Les atouts de la Tunisie sont nombreux, il s’agit de :
- La proximité géographique de l’Europe ;
- Le climat agréable sur une bonne partie de l’année ;
- La qualité des infrastructures de télécommunication et la disponibilité des espaces de coworking dans plusieurs quartiers des affaires ;
- Le taux de pression fiscal relativement favorable par rapport aux pays développés ;
- Le niveau des prix abordable en comparaison avec plusieurs capitales européennes (Tunis a été classée comme la quatrième ville la moins chère en monde, selon un rapport publié en décembre 2021 par The Economist intelligence Unit) ;
- La disponibilité de prestataires de technologie de l’information, ce qui permet des sous-traitances et des partenariats.

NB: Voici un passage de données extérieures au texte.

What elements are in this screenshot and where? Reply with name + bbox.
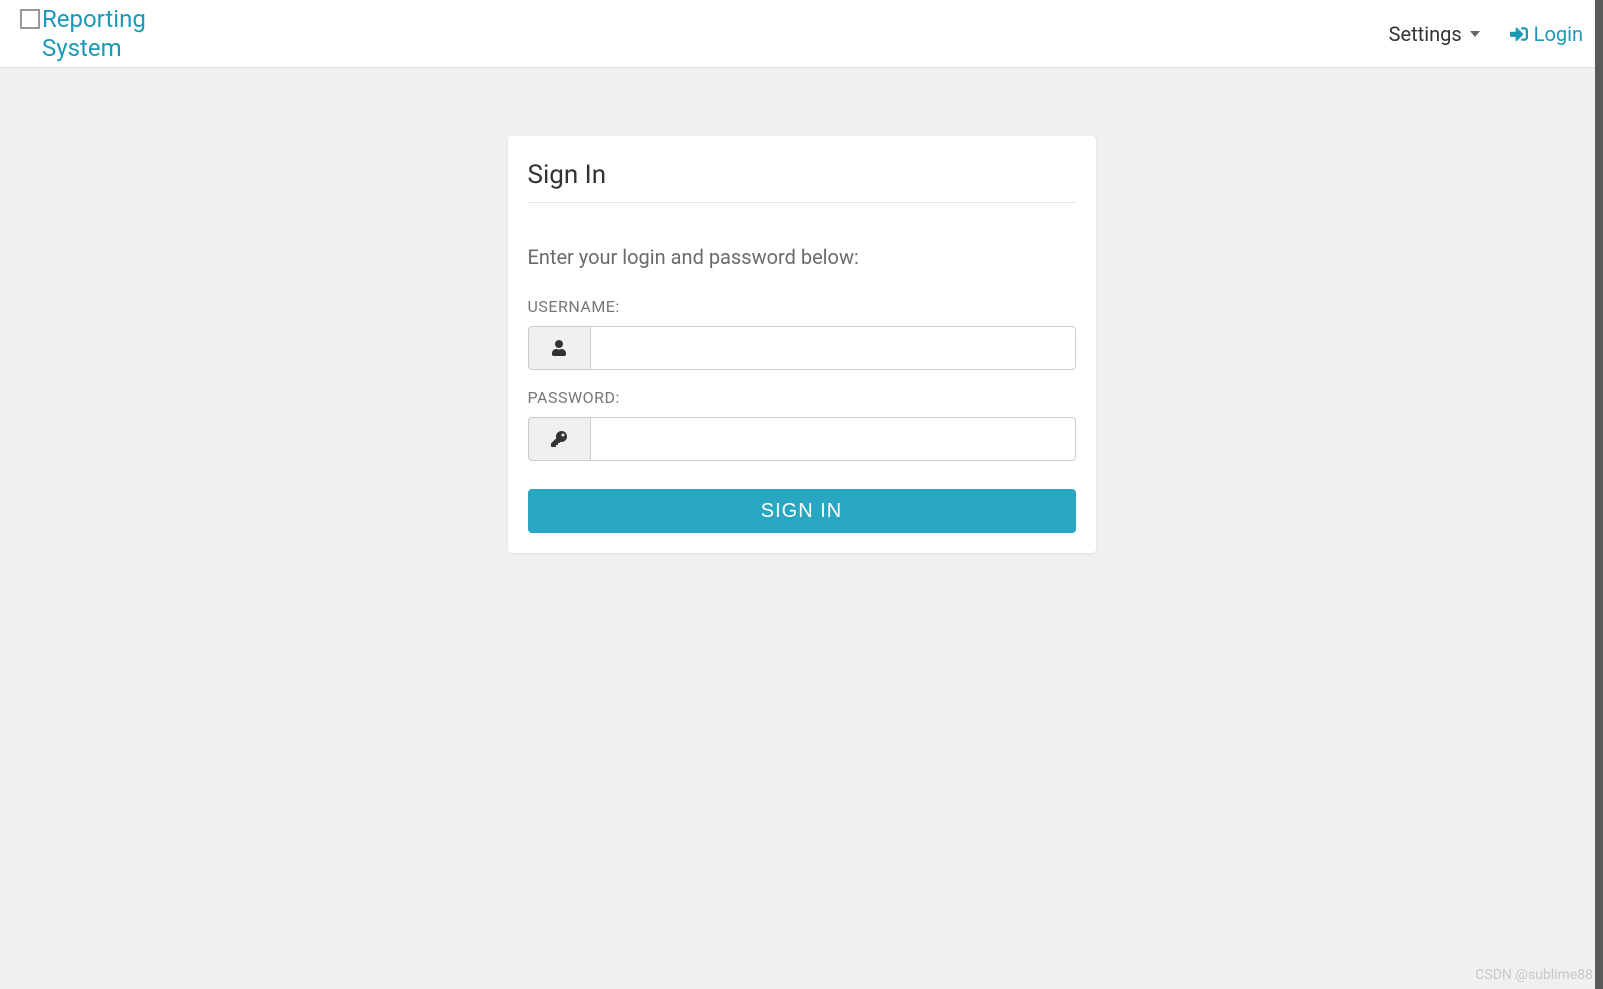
username-input-group — [528, 326, 1076, 370]
settings-label: Settings — [1389, 22, 1462, 46]
username-input[interactable] — [590, 326, 1076, 370]
login-label: Login — [1534, 22, 1583, 46]
username-addon — [528, 326, 590, 370]
instruction-text: Enter your login and password below: — [528, 245, 1076, 269]
username-form-group: USERNAME: — [528, 297, 1076, 370]
watermark: CSDN @sublime88 — [1475, 967, 1593, 983]
login-card: Sign In Enter your login and password be… — [508, 136, 1096, 553]
login-link[interactable]: Login — [1510, 22, 1583, 46]
password-input[interactable] — [590, 417, 1076, 461]
brand[interactable]: Reporting System — [20, 5, 172, 63]
navbar: Reporting System Settings Login — [0, 0, 1603, 68]
password-label: PASSWORD: — [528, 388, 1076, 407]
password-addon — [528, 417, 590, 461]
user-icon — [551, 340, 567, 356]
signin-icon — [1510, 25, 1528, 43]
brand-icon — [20, 9, 40, 29]
password-input-group — [528, 417, 1076, 461]
right-border — [1595, 0, 1603, 989]
caret-down-icon — [1470, 31, 1480, 37]
password-form-group: PASSWORD: — [528, 388, 1076, 461]
main-content: Sign In Enter your login and password be… — [0, 68, 1603, 553]
card-title: Sign In — [528, 160, 1076, 203]
key-icon — [551, 431, 567, 447]
username-label: USERNAME: — [528, 297, 1076, 316]
brand-text: Reporting System — [42, 5, 172, 63]
nav-right: Settings Login — [1389, 22, 1583, 46]
signin-button[interactable]: SIGN IN — [528, 489, 1076, 533]
settings-dropdown[interactable]: Settings — [1389, 22, 1480, 46]
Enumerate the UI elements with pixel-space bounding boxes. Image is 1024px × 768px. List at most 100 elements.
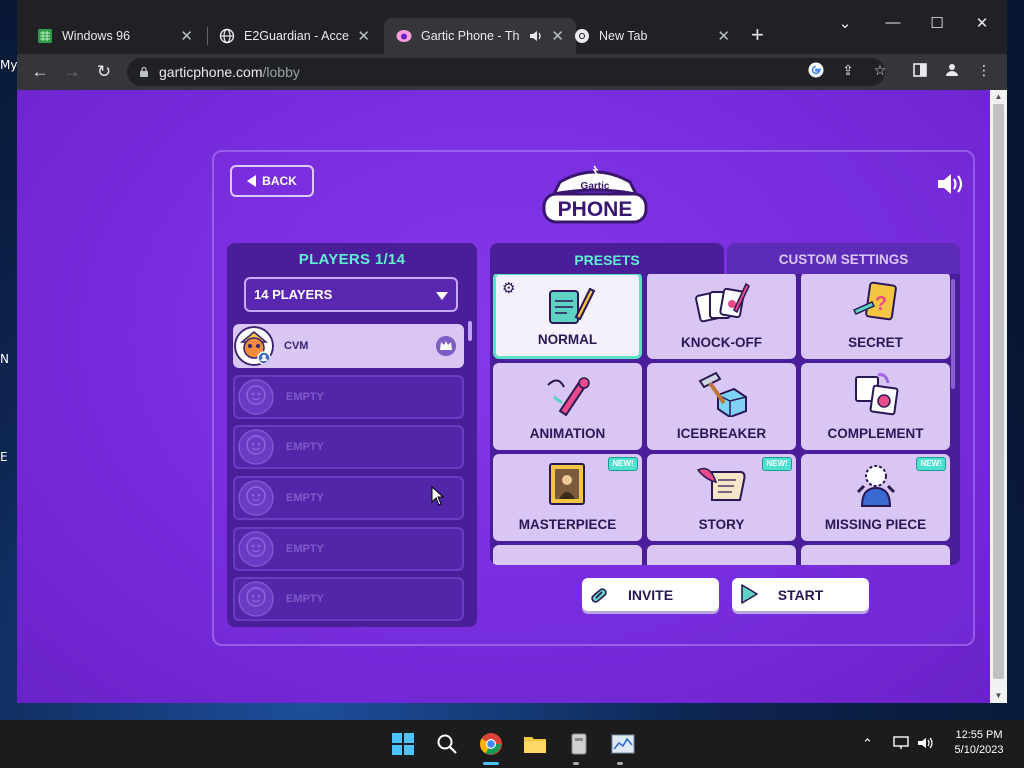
preset-animation[interactable]: ANIMATION xyxy=(493,363,642,450)
back-triangle-icon xyxy=(247,175,257,187)
preset-knock-off[interactable]: KNOCK-OFF xyxy=(647,274,796,359)
share-icon[interactable]: ⇪ xyxy=(836,58,860,82)
back-button[interactable]: BACK xyxy=(230,165,314,197)
clock-date: 5/10/2023 xyxy=(954,744,1004,756)
tab-custom-settings[interactable]: CUSTOM SETTINGS xyxy=(727,243,960,276)
empty-avatar-icon xyxy=(238,429,274,465)
app-icon[interactable] xyxy=(565,730,593,758)
preset-label: MASTERPIECE xyxy=(518,517,617,532)
sidepanel-icon[interactable] xyxy=(908,58,932,82)
players-scrollbar[interactable] xyxy=(468,321,472,341)
preset-partial-row[interactable] xyxy=(801,545,950,565)
google-icon[interactable] xyxy=(804,58,828,82)
volume-icon[interactable] xyxy=(917,736,935,753)
taskbar: ⌃ 12:55 PM 5/10/2023 xyxy=(0,720,1024,768)
cards-icon xyxy=(694,282,750,323)
tab-presets[interactable]: PRESETS xyxy=(490,243,724,276)
star-icon[interactable]: ☆ xyxy=(868,58,892,82)
tab-gartic-phone[interactable]: Gartic Phone - Th ✕ xyxy=(384,18,576,54)
chevron-down-icon[interactable]: ⌄ xyxy=(835,14,855,32)
preset-complement[interactable]: COMPLEMENT xyxy=(801,363,950,450)
search-icon[interactable] xyxy=(433,730,461,758)
windows-start-icon[interactable] xyxy=(389,730,417,758)
preset-label: NORMAL xyxy=(537,332,598,347)
preset-story[interactable]: NEW! STORY xyxy=(647,454,796,541)
profile-icon[interactable] xyxy=(940,58,964,82)
desktop-label: N xyxy=(0,352,9,366)
notepad-pencil-icon xyxy=(548,287,595,324)
network-icon[interactable] xyxy=(893,736,909,753)
players-select-value: 14 PLAYERS xyxy=(254,287,333,302)
logo-top-text: Gartic xyxy=(581,181,610,192)
start-button[interactable]: START xyxy=(732,578,869,611)
tab-title: Gartic Phone - Th xyxy=(421,29,520,43)
player-row: EMPTY xyxy=(233,577,464,621)
players-count-select[interactable]: 14 PLAYERS xyxy=(244,277,458,312)
folder-icon[interactable] xyxy=(521,730,549,758)
reload-icon[interactable]: ↻ xyxy=(91,59,117,85)
close-icon[interactable]: ✕ xyxy=(180,27,193,45)
preset-masterpiece[interactable]: NEW! MASTERPIECE xyxy=(493,454,642,541)
desktop-label: My xyxy=(0,58,18,72)
browser-window: Windows 96 ✕ E2Guardian - Access D ✕ Gar… xyxy=(17,0,1007,703)
player-row: EMPTY xyxy=(233,527,464,571)
tab-title: Windows 96 xyxy=(62,29,131,43)
windows96-icon xyxy=(37,28,53,44)
empty-avatar-icon xyxy=(238,581,274,617)
preset-label: ANIMATION xyxy=(529,426,606,441)
close-icon[interactable]: ✕ xyxy=(717,27,730,45)
tab-e2guardian[interactable]: E2Guardian - Access D ✕ xyxy=(207,18,382,54)
player-name: EMPTY xyxy=(286,391,324,403)
lock-icon xyxy=(139,66,149,78)
minimize-icon[interactable]: — xyxy=(883,14,903,31)
task-manager-icon[interactable] xyxy=(609,730,637,758)
lobby-panel: BACK Gartic PHONE PLAYERS 1/14 14 PLAYER… xyxy=(212,150,975,646)
maximize-icon[interactable]: ☐ xyxy=(927,14,947,32)
empty-avatar-icon xyxy=(238,531,274,567)
invite-label: INVITE xyxy=(627,586,674,603)
tab-new-tab[interactable]: New Tab ✕ xyxy=(562,18,742,54)
system-clock[interactable]: 12:55 PM 5/10/2023 xyxy=(944,728,1014,758)
preset-label: COMPLEMENT xyxy=(827,426,924,441)
speaker-icon[interactable] xyxy=(527,28,543,44)
running-indicator xyxy=(573,762,579,765)
sound-icon[interactable] xyxy=(936,172,964,196)
chrome-taskbar-icon[interactable] xyxy=(477,730,505,758)
new-badge: NEW! xyxy=(608,457,638,471)
presets-grid: ⚙ NORMAL KNOCK-OFF ? SECRET ANIMATION IC… xyxy=(490,274,960,565)
preset-icebreaker[interactable]: ICEBREAKER xyxy=(647,363,796,450)
crown-icon xyxy=(436,336,456,356)
new-badge: NEW! xyxy=(762,457,792,471)
close-window-icon[interactable]: ✕ xyxy=(972,14,992,32)
presets-scrollbar[interactable] xyxy=(951,279,955,389)
scroll-down-icon[interactable]: ▼ xyxy=(990,689,1007,703)
svg-text:?: ? xyxy=(874,293,886,315)
players-title: PLAYERS 1/14 xyxy=(298,251,406,268)
forward-arrow-icon[interactable]: → xyxy=(59,59,85,85)
scroll-up-icon[interactable]: ▲ xyxy=(990,90,1007,104)
caret-down-icon xyxy=(436,292,448,300)
scroll-thumb[interactable] xyxy=(993,104,1004,679)
new-tab-plus-icon[interactable]: + xyxy=(751,22,764,48)
preset-secret[interactable]: ? SECRET xyxy=(801,274,950,359)
page-scrollbar[interactable]: ▲ ▼ xyxy=(990,90,1007,703)
gear-icon[interactable]: ⚙ xyxy=(502,279,515,297)
address-bar[interactable]: garticphone.com/lobby xyxy=(127,58,885,86)
empty-avatar-icon xyxy=(238,379,274,415)
new-badge: NEW! xyxy=(916,457,946,471)
url-host: garticphone.com xyxy=(159,64,263,80)
kebab-menu-icon[interactable]: ⋮ xyxy=(972,58,996,82)
tab-windows96[interactable]: Windows 96 ✕ xyxy=(25,18,205,54)
preset-normal[interactable]: ⚙ NORMAL xyxy=(493,274,642,359)
back-arrow-icon[interactable]: ← xyxy=(27,59,53,85)
invite-button[interactable]: INVITE xyxy=(582,578,719,611)
preset-partial-row[interactable] xyxy=(493,545,642,565)
close-icon[interactable]: ✕ xyxy=(357,27,370,45)
chevron-up-icon[interactable]: ⌃ xyxy=(862,736,873,752)
preset-partial-row[interactable] xyxy=(647,545,796,565)
browser-toolbar: ← → ↻ garticphone.com/lobby ⇪ ☆ ⋮ xyxy=(17,54,1007,90)
preset-label: MISSING PIECE xyxy=(824,517,927,532)
preset-missing-piece[interactable]: NEW! MISSING PIECE xyxy=(801,454,950,541)
start-label: START xyxy=(777,586,824,603)
player-row: EMPTY xyxy=(233,375,464,419)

Le nouveau mode de vie va façonner l’exercice du travail dans le monde. De ce fait, seuls les pays qui sauront adapter leurs règles juridiques et économiques pourront attirer le capital humain de haut niveau.
Selon le site spécialisé Nomadlist, en 2035, la population mondiale sera d’environ 9 milliards, dont 6 milliards de travailleurs, 50% d’entre eux -soit trois milliards- seront des travailleurs indépendants et 1 sur 3 d’entre eux seront des travailleurs à distance.
Nous devons ne pas rater l’occasion de capter les flux transfrontaliers par des politiques favorables aux personnes de talent, aux entrepreneurs et aux détenteurs de capitaux.